Quoto tutto ciò che è stato detto su e aggiungo che in make.conf c'è una voce che si chiama CHOST e che definisce l'architettura... hai controllato che esista e che sia definita su un valore corretto?

----------

## 102376

in sostanza sugui alla lettera la guida e vedrai che non sbagli.

[url]http://www.gentoo.org/doc/it/handbook/index.xml [/url] scegli l'architettura che fa per teLast edited by 102376 on Fri Aug 17, 2007 11:04 am; edited 1 time in total

----------

## Kernel78

 *zocram wrote:*   

> in sostanza sugui alla lettera la guida e vedrai che non sbagli.
> 
> [url]http://www.gentoo.org/doc/en/handbook/index.xml [/url]scegli l'architettura che fa per te

 

Modifica subito il link e metti quello alla documentazione in italiano che se ti vede scen ti lincia ...

----------

## .:deadhead:.

Tutto corretto quanto detto fino a qui, se però tu volessi davvero fare un sistema embedded, trovi online diverse guide specifiche, che t permetteranno d creare un vero sistema minimale embedded, senza perciò portage, magari usando le uclibc, sorelle magre delle glibc etc etc...

Oltre alla do ufficiale presente sul sito gentoo, ti consiglio di leggere la guida scritta da Heath Holcomb, il progetto gentoo GNAP (no, no ! non  centra il pupazzo gnappo!  :Razz:  ) i vari post presenti su gentoo-wiki.com (che al momento risulta irraggiungibile, ma tanto esiste la cache di google  :Wink:  ).

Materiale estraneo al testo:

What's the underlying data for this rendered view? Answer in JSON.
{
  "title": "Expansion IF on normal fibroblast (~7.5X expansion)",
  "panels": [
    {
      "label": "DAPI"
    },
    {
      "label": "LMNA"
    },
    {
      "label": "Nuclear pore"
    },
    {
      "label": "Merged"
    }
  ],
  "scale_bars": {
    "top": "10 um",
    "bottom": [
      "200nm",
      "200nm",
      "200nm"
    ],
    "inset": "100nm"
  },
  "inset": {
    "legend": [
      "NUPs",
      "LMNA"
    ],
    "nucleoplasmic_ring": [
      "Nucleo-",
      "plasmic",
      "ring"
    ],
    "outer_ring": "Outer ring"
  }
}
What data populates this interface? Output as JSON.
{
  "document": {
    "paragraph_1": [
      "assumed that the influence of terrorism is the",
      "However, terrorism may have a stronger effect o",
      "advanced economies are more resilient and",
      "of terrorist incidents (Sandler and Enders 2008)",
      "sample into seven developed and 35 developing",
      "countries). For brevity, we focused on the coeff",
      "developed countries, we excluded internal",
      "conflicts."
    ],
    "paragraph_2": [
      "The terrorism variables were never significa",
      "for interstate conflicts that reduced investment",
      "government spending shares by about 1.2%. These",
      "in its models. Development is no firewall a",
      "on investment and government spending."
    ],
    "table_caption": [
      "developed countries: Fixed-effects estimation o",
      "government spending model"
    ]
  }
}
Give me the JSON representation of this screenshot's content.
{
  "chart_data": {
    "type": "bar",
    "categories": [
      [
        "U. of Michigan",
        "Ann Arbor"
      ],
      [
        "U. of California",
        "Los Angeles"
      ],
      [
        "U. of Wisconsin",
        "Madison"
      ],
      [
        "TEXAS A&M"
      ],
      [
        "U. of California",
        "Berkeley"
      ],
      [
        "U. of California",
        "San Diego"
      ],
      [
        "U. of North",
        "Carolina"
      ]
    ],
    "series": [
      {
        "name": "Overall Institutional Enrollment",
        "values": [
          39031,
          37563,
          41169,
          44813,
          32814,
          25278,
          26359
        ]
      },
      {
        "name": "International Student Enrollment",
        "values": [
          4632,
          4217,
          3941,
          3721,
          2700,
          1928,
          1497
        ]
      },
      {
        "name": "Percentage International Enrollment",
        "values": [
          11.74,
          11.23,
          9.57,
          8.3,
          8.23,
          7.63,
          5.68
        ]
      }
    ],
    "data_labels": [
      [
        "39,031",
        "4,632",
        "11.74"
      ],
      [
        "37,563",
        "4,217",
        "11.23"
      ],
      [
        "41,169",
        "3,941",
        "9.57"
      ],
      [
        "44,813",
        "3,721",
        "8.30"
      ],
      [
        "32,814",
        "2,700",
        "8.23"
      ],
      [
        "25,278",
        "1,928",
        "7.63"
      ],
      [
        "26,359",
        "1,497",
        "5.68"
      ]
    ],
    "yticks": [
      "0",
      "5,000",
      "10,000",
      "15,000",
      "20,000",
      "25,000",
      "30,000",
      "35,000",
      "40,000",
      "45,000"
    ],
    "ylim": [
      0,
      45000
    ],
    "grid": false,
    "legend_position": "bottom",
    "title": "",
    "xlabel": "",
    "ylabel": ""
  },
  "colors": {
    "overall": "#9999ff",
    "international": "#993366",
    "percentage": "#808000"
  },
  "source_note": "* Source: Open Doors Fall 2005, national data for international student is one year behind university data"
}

Buona lettura e buon divertimento! 

PS:

Non c'è bisogno di scomodare vmware per quel che devi fare: basta un po' di spazio ed il comando chroot: leggi la guida e buona fortuna. Se proprio la cosa non ti riesce, pinga su #gentoo-it in freenode lavish: potrebbe darrti saggi consigli.

----------

## 102376

 *Kernel78 wrote:*   

>  *zocram wrote:*   in sostanza sugui alla lettera la guida e vedrai che non sbagli.
> 
> [url]http://www.gentoo.org/doc/en/handbook/index.xml [/url]scegli l'architettura che fa per te 
> 
> Modifica subito il link e metti quello alla documentazione in italiano che se ti vede scen ti lincia ...

 

........ L'inglese è la lingua madre per l'informatica,  :Smile: 

----------

## .:deadhead:.

 *zocram wrote:*   

> ... L'inglese è la lingua madre per l'informatica, 

 Ok, ma visto che non tutti masticano la lingua d sua maesta e molti volontari (me compreso) coordinati da Scen si tirano un tombino tanto per aggiornare tutto il botto di doc che c'è a disposizione (e di doc ufficiale Gentoo ne ha veramente veramente tanta), sarebbe carino che, se non riuscite a dare una mano traducendo, almeno faceste pubblicità alla cosa, anche perchè, e di questo c'è da andarne fieri, tutte le guide sono aggiornate ed allineate, percui non sussiste neanche la vecchia scusa del "le originali son + aggiornate"  :Wink: 

Ehehe dai gente, un piccolo sforzo, a vantaggio di tutti, postate i link alla doc in lingua italica !  :Very Happy:  :Very Happy: 

----------

## 102376

a bhe allora ok, cambio il link subito, 

cmq grazie del lavoro visto che anche io uso spesso le doc in italiano.

----------

## Dr.Dran

@DGilmour

Beh arrivo in ritardo con la puzza!!! Comunque prima di sperimentare un progetto embedded x86 dai un occhiata a questa guida che è molto semplice e pratica:

Gentoo Embedded

Se poi volessi approfondire, appena torna up il wiki direi che ci sono bei riferimenti per creare delle immagini per ARM e altri proc  :Wink: 

Cheers

Franco Tampieri

----------